Is dialectical bootstrapping more than a theoretical possibility, and if so, how well does it work? The authors examined these questions in an empirical study in which participants first gave estimates in response to a set of questions and then generated dialectical estimates. The 105 Participants were students at the University of Basel. Each participant was randomly assigned to one of two conditions. In both conditions, participants first generated their estimates without
knowing that they would be asked later to generate a second estimate. In the dialectical-bootstrapping condition, participants were then asked to give dialectical estimates:
First, assume that your first estimate is off the mark. Second, think
about a few reasons why that could be. Which assumptions and
considerations could have been wrong? Third, what do these new
considerations imply? Was the first estimate rather too high or too
low? Fourth, based on this new perspective, make a second,
Figure 2 summarizes the results. “Repeated” is based on the same person’s response without the dialectical prompting set out above, and “other person’s” includes the response of an additional random person. As you can see, dialectical bootstrapping improved performance by about 4%.

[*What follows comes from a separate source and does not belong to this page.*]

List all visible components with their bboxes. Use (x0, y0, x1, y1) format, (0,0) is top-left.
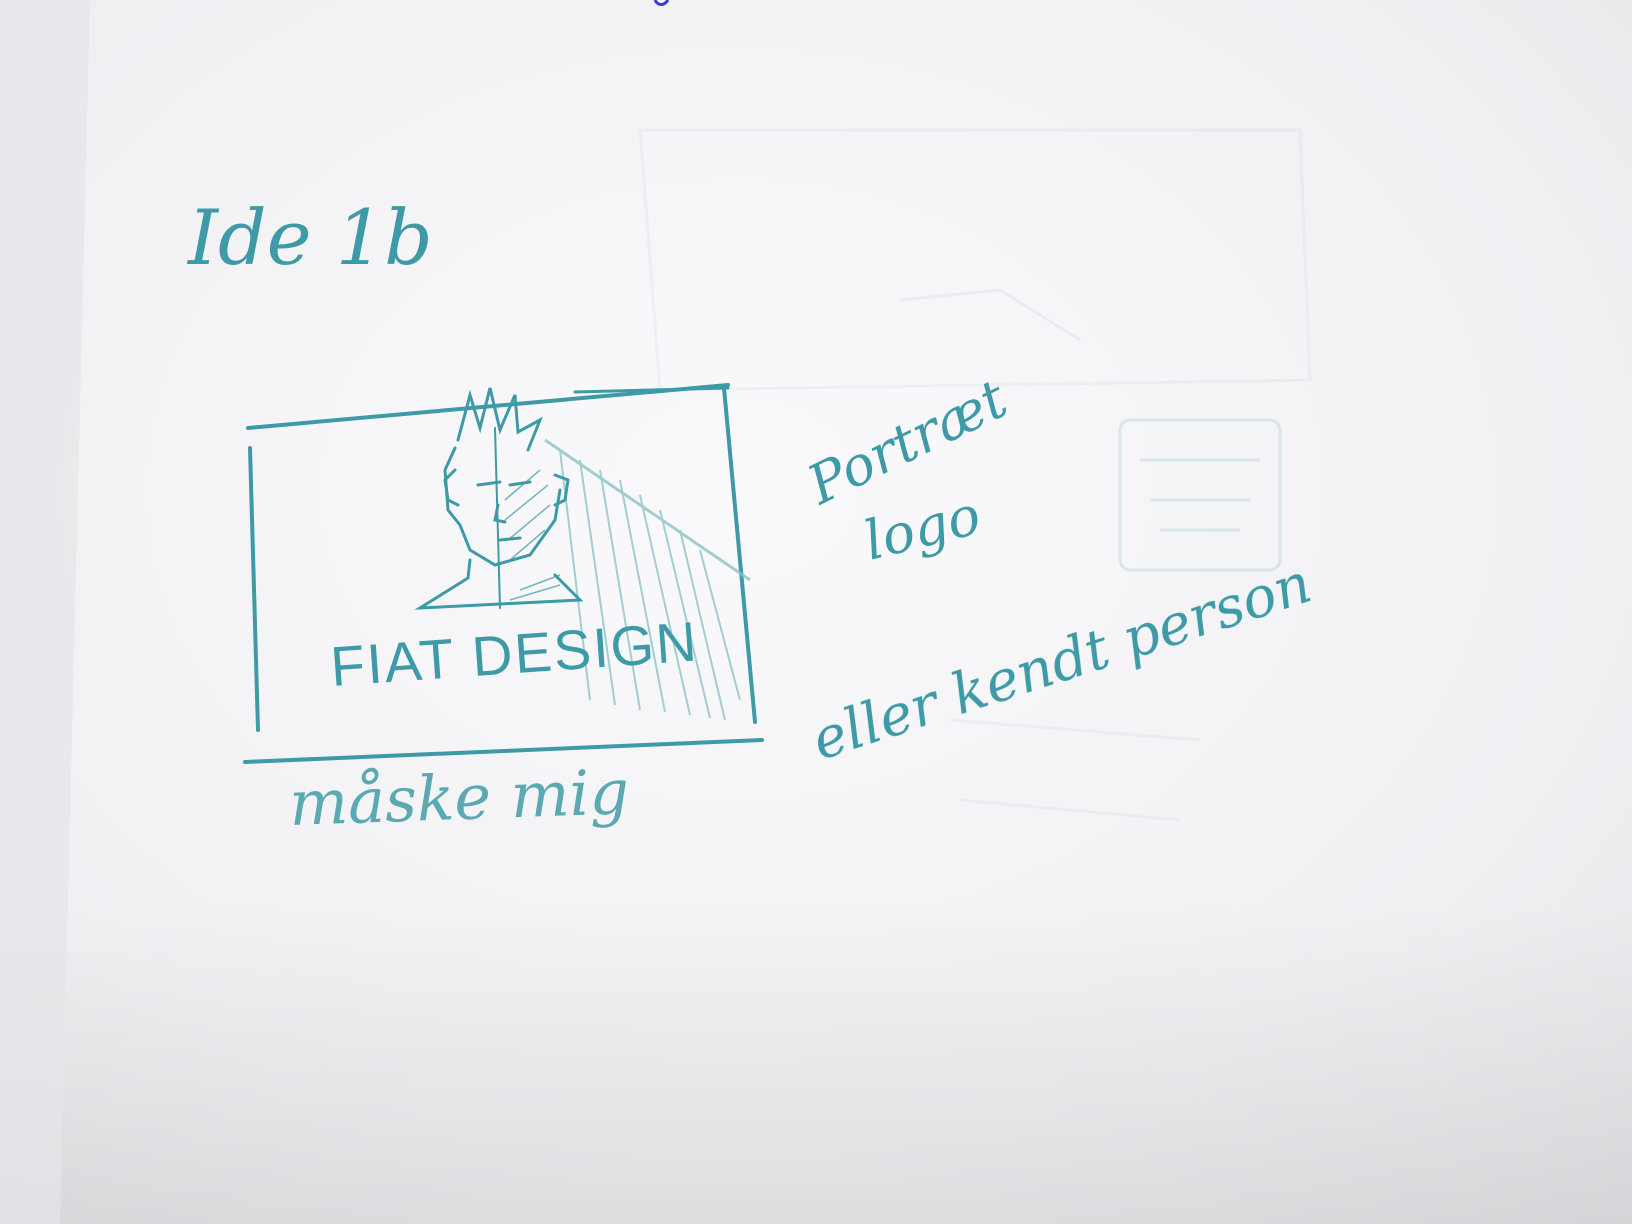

Part of the wisdom of the many resides in an individual mind. Are there ways of improving on mere reliability gains apart from using the consider-the-opposite strategy employed by Herzog and Hertwig? They suggest that increasing the time delay between two repeated estimates also boosts gains produced by averaging. Dialectical bootstrapping is a simple mental tool that fosters accuracy by leveraging people’s capacity to construct conflicting realities. The authors do not claim that people spontaneously make use of this tool. Rather, they suggest that after learning to generate good estimates based on different knowledge anyone can benefit from dialectical bootstrapping. Although limited to the domain of quantitative estimates and predictions, this mental tool has a versatility stemming from its general statistical rationale.
Herzog, S.M., & Hertwig, R. (2009). “The Wisdom of Many in One Mind Improving Individual Judgments With Dialectical Bootstrapping.” Psychological Science, Vol 20, No. 2. 231-237.